FactoryBot.define do
  factory :order do
    product_name { "MyString" }
    product_count { 1 }
    association :customer
  end
end

The key point here is the use of association. Now, we can do order = FactoryBot.create(:order) and it will create an order for us and store it in the database. Unfortunately, that doesn’t quite solve all our problems. For the post method, we need to get the attributes for an order object. If we do attributes = FactoryBot.attributes_for(:order) it will not store anything in the database. It will also not create any attributes corresponding to the customer. So we have to create the customer object explicitly, and add its id to the list of attributes, as follows:

customer = FactoryBot.create(:customer)
order_attributes = FactoryBot.attributes_for(:order, customer_id: customer.id)

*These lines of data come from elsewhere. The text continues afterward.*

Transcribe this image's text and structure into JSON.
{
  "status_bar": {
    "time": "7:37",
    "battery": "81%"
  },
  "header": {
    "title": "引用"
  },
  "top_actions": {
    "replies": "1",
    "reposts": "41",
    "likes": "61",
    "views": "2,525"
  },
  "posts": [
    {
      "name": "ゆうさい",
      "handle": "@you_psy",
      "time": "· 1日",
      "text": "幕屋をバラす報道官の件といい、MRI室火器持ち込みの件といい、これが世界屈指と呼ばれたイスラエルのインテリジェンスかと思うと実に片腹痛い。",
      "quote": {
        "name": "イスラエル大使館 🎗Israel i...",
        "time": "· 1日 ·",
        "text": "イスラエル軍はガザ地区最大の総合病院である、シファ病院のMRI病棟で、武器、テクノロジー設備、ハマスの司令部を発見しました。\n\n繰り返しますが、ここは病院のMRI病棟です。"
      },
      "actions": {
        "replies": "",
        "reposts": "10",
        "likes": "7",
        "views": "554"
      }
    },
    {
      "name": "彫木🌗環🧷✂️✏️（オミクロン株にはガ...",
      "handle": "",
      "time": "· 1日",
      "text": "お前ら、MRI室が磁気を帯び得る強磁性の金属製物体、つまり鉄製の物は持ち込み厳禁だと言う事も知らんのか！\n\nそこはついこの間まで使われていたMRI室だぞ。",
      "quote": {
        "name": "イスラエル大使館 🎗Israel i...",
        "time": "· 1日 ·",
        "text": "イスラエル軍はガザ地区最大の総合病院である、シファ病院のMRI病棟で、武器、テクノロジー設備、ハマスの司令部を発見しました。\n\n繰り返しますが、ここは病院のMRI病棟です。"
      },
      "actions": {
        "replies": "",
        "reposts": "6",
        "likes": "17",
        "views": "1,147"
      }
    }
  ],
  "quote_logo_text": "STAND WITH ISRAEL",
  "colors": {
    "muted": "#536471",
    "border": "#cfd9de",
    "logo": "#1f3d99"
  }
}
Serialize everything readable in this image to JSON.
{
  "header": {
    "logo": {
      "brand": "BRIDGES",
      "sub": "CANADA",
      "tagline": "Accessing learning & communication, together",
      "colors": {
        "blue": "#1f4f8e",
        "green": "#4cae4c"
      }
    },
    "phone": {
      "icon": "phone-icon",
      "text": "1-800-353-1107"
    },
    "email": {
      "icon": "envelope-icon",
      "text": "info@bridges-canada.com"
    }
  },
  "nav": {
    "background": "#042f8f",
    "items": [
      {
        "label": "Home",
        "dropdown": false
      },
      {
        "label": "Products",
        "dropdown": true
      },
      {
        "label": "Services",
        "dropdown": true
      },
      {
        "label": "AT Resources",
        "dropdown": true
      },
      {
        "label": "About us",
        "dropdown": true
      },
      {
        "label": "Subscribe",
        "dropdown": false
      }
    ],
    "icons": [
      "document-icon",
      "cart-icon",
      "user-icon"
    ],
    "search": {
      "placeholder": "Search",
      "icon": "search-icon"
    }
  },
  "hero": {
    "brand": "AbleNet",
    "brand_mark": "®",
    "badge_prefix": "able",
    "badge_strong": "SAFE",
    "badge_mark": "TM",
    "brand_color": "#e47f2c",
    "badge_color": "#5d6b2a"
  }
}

Now we can call the post method and create the order entry:

    expect { post orders_path, params: {order: order_attributes}
    }.to change(Order, :count)
      expect(response).to redirect_to order_path(id: Order.last.id)

RSpec Detail: The Put Method

If you do bin/rails routes, you will get output that show your current routes, and that shows you what you need to test in your request tests. In, particular, you will have one like this:

 PUT    /orders/:id(.:format)                       orders#update

You need to test whether a put method within rspec will really update the corresponding order entry, using the update method of the orders controller. Well, since we are updating an entry, we better create it first:

order = FactoryBot.create(:order)

Now, we are going to update this with a valid change (you also need to check whether invalid changes are handled correctly. The change we are making will set the product_count to 17. This can be done as follows:

put order_path(id: order.id), params: {order: {product_count: 17}}

Note that you must pass the order.id to the order_path to get to the right order. Note also that the params are a hash within a hash. Now we need to check two things. FIrst, did the product_count actually get changed to 17 in the database? Second, when you do an update, the method is supposed to redirect to the show path for that entry; does it? For the first, we have to do an order.reload so that the copy of the order in memory matches what is in the database. For the second, we have the response object, which, in rspec request testing, is always set to the result of the operation, i.e. what it returns. So:

order.reload
expect(order.product_count).to eq(17)
expect(response).to redirect_to order_path(id: order.id)

I hope this gives enough help that you can complete the exercise.